Nach pharmakologischen Gesichtspunkten
- Pharmakologisch lässt sich zunächst die von Rawlins vorgeschlagene
Einteilung in vorhersehbare und unvorhersehbare Reaktionen anwenden.
Vorhersehbare unerwünschte Reaktionen lassen sich in dieser Klassifizierung
anhand bekannter Daten des Arzneistoffs und/oder des Patienten mit einer
hohen Wahrscheinlichkeit voraussehen. Unvorhersehbare Reaktionen hingegen
sind nicht durch ein Vorwissen gedeckt, treten also per se erst einmal
(scheinbar) zufällig auf.
- Zu den vorhersehbaren Reaktionen zählen somit insbesondere toxische
Wirkungen, aus dem Wirkmechanismus begründbare pharmakologische
Nebenwirkungen, Interaktionen mit anderen Arzneistoffen, Lebensmitteln etc.,
sowie bekannte genetische Faktoren des Patienten. Allergische Reaktionen
sind hingegen ebenso unvorhersehbare Effekte, wie unbekannte genetische
Faktoren des Patienten hierzu gerechnet werden.
- Neben dieser Einteilung in nur zwei Klassen, wird auch eine Einteilung in
die folgende vier Kategorien verwendet:
- Typ-A-Reaktionen ("augmented", "accentuated")

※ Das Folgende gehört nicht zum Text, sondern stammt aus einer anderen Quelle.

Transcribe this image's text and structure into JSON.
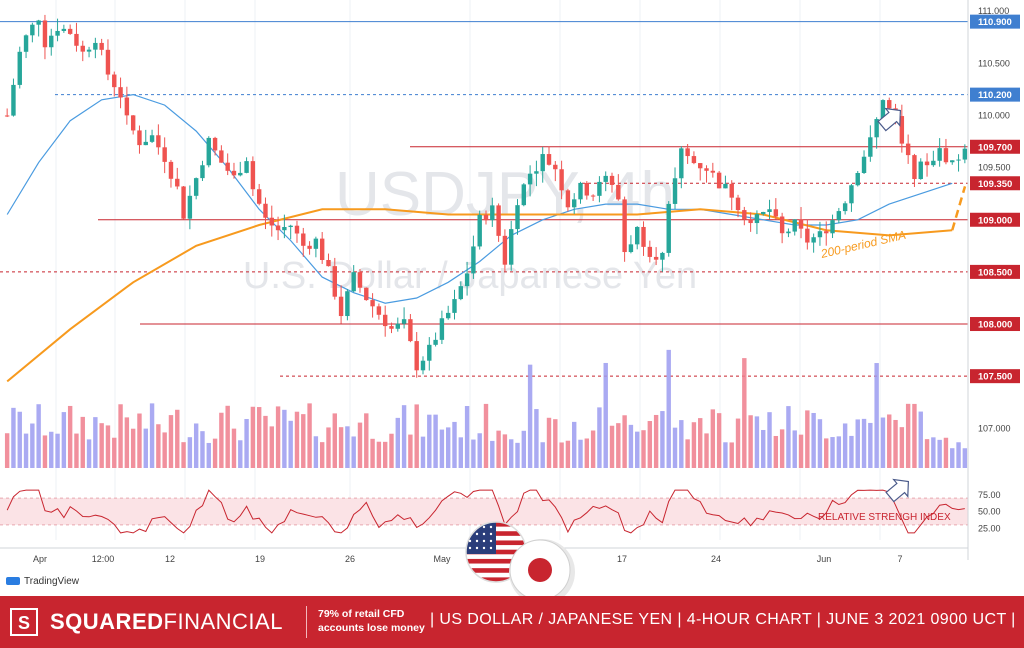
{
  "chart_data": {
    "type": "candlestick",
    "watermark_symbol": "USDJPY, 4h",
    "watermark_name": "U.S. Dollar / Japanese Yen",
    "y_range": [
      106.6,
      111.05
    ],
    "y_ticks": [
      107.0,
      107.5,
      108.0,
      108.5,
      109.0,
      109.5,
      110.0,
      110.5,
      111.0
    ],
    "y_tick_labels": [
      "107.000",
      "107.500",
      "108.000",
      "108.500",
      "109.000",
      "109.500",
      "110.000",
      "110.500",
      "111.000"
    ],
    "x_tick_labels": [
      "Apr",
      "12:00",
      "12",
      "19",
      "26",
      "May",
      "17",
      "24",
      "Jun",
      "7"
    ],
    "price_path": [
      [
        0,
        110.0
      ],
      [
        2,
        110.6
      ],
      [
        3,
        110.75
      ],
      [
        5,
        110.95
      ],
      [
        6,
        110.7
      ],
      [
        8,
        110.85
      ],
      [
        10,
        110.8
      ],
      [
        12,
        110.6
      ],
      [
        14,
        110.75
      ],
      [
        16,
        110.4
      ],
      [
        18,
        110.2
      ],
      [
        19,
        109.95
      ],
      [
        21,
        109.75
      ],
      [
        23,
        109.8
      ],
      [
        25,
        109.6
      ],
      [
        27,
        109.3
      ],
      [
        28,
        109.05
      ],
      [
        30,
        109.4
      ],
      [
        32,
        109.75
      ],
      [
        34,
        109.55
      ],
      [
        36,
        109.4
      ],
      [
        38,
        109.6
      ],
      [
        39,
        109.3
      ],
      [
        41,
        109.0
      ],
      [
        43,
        108.9
      ],
      [
        45,
        108.95
      ],
      [
        47,
        108.75
      ],
      [
        49,
        108.8
      ],
      [
        51,
        108.5
      ],
      [
        53,
        108.1
      ],
      [
        55,
        108.45
      ],
      [
        57,
        108.25
      ],
      [
        59,
        108.1
      ],
      [
        61,
        107.95
      ],
      [
        63,
        108.0
      ],
      [
        65,
        107.6
      ],
      [
        67,
        107.75
      ],
      [
        69,
        108.0
      ],
      [
        71,
        108.2
      ],
      [
        73,
        108.5
      ],
      [
        75,
        109.0
      ],
      [
        77,
        109.1
      ],
      [
        79,
        108.6
      ],
      [
        81,
        109.2
      ],
      [
        83,
        109.45
      ],
      [
        85,
        109.6
      ],
      [
        87,
        109.5
      ],
      [
        89,
        109.15
      ],
      [
        91,
        109.3
      ],
      [
        93,
        109.25
      ],
      [
        95,
        109.4
      ],
      [
        97,
        109.2
      ],
      [
        98,
        108.7
      ],
      [
        100,
        108.9
      ],
      [
        102,
        108.7
      ],
      [
        104,
        108.65
      ],
      [
        105,
        109.1
      ],
      [
        107,
        109.65
      ],
      [
        109,
        109.55
      ],
      [
        111,
        109.5
      ],
      [
        113,
        109.35
      ],
      [
        115,
        109.25
      ],
      [
        117,
        109.05
      ],
      [
        119,
        109.0
      ],
      [
        121,
        109.1
      ],
      [
        123,
        108.85
      ],
      [
        125,
        108.95
      ],
      [
        127,
        108.8
      ],
      [
        129,
        108.85
      ],
      [
        131,
        109.0
      ],
      [
        133,
        109.2
      ],
      [
        135,
        109.5
      ],
      [
        137,
        109.75
      ],
      [
        139,
        110.15
      ],
      [
        141,
        109.95
      ],
      [
        142,
        109.7
      ],
      [
        144,
        109.45
      ],
      [
        146,
        109.55
      ],
      [
        148,
        109.65
      ],
      [
        150,
        109.55
      ],
      [
        152,
        109.65
      ]
    ],
    "sma_fast": [
      [
        0,
        109.05
      ],
      [
        5,
        109.55
      ],
      [
        10,
        109.95
      ],
      [
        15,
        110.15
      ],
      [
        20,
        110.2
      ],
      [
        25,
        110.1
      ],
      [
        30,
        109.85
      ],
      [
        35,
        109.5
      ],
      [
        40,
        109.1
      ],
      [
        45,
        108.8
      ],
      [
        50,
        108.45
      ],
      [
        55,
        108.3
      ],
      [
        60,
        108.2
      ],
      [
        65,
        108.25
      ],
      [
        70,
        108.4
      ],
      [
        75,
        108.6
      ],
      [
        80,
        108.85
      ],
      [
        85,
        109.0
      ],
      [
        90,
        109.1
      ],
      [
        95,
        109.15
      ],
      [
        100,
        109.15
      ],
      [
        105,
        109.1
      ],
      [
        110,
        109.1
      ],
      [
        115,
        109.05
      ],
      [
        120,
        109.0
      ],
      [
        125,
        108.95
      ],
      [
        130,
        108.95
      ],
      [
        135,
        109.0
      ],
      [
        140,
        109.15
      ],
      [
        145,
        109.25
      ],
      [
        150,
        109.35
      ]
    ],
    "sma_200": {
      "label": "200-period SMA",
      "points": [
        [
          0,
          107.45
        ],
        [
          10,
          107.95
        ],
        [
          20,
          108.4
        ],
        [
          30,
          108.75
        ],
        [
          40,
          108.95
        ],
        [
          50,
          109.1
        ],
        [
          60,
          109.1
        ],
        [
          70,
          109.05
        ],
        [
          80,
          109.05
        ],
        [
          90,
          109.05
        ],
        [
          100,
          109.05
        ],
        [
          110,
          109.1
        ],
        [
          120,
          109.05
        ],
        [
          130,
          108.9
        ],
        [
          140,
          108.85
        ],
        [
          150,
          108.9
        ]
      ]
    },
    "horizontal_levels": [
      {
        "value": 110.9,
        "label": "110.900",
        "style": "solid",
        "color": "#3f7fd0"
      },
      {
        "value": 110.2,
        "label": "110.200",
        "style": "dashed",
        "color": "#3f7fd0"
      },
      {
        "value": 109.7,
        "label": "109.700",
        "style": "solid",
        "color": "#c8252f"
      },
      {
        "value": 109.35,
        "label": "109.350",
        "style": "dashed",
        "color": "#c8252f"
      },
      {
        "value": 109.0,
        "label": "109.000",
        "style": "solid",
        "color": "#c8252f"
      },
      {
        "value": 108.5,
        "label": "108.500",
        "style": "dashed",
        "color": "#c8252f"
      },
      {
        "value": 108.0,
        "label": "108.000",
        "style": "solid",
        "color": "#c8252f"
      },
      {
        "value": 107.5,
        "label": "107.500",
        "style": "dashed",
        "color": "#c8252f"
      }
    ],
    "rsi": {
      "label": "RELATIVE STRENGH INDEX",
      "ticks": [
        "75.00",
        "50.00",
        "25.00"
      ]
    },
    "colors": {
      "up": "#26a69a",
      "down": "#ef5350",
      "sma_fast": "#4a9be0",
      "sma_200": "#f79a1e",
      "vol_up": "#9b9bf0",
      "vol_down": "#ef7d8c",
      "rsi_line": "#c8252f",
      "rsi_band": "#fbe3e6",
      "accent": "#c8252f"
    }
  },
  "footer": {
    "logo_letter": "S",
    "brand_bold": "SQUARED",
    "brand_rest": "FINANCIAL",
    "risk_line1": "79% of retail CFD",
    "risk_line2": "accounts lose money",
    "headline": "| US DOLLAR / JAPANESE YEN  |  4-HOUR CHART  |  JUNE 3  2021  0900 UCT  |"
  },
  "tradingview_label": "TradingView",
  "flags": {
    "left": "us-flag-icon",
    "right": "japan-flag-icon"
  }
}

- Als Typ-A-Reaktionen werden solche unerwünschten
Arzneimittelwirkungen bezeichnet, die im Rahmen der bekannten pharmakologischen
Wirkungsmechanismen des Arzneimittels auftreten. Sie sind
vorhersehbar und meist bereits vor der Markteinführung ausreichend
bekannt.
- Etwa 60 - 80 % aller unerwünschten Arzneimittelwirkungen sind
diesem Typ zurechenbar.
- Typ-A-Reaktionen treten dann auf, wenn die applizierte
Arzneistoffdosis für den individuellen Patienten zu hoch ist, also
eine (individuelle) Überdosierung vorliegt (s.o.).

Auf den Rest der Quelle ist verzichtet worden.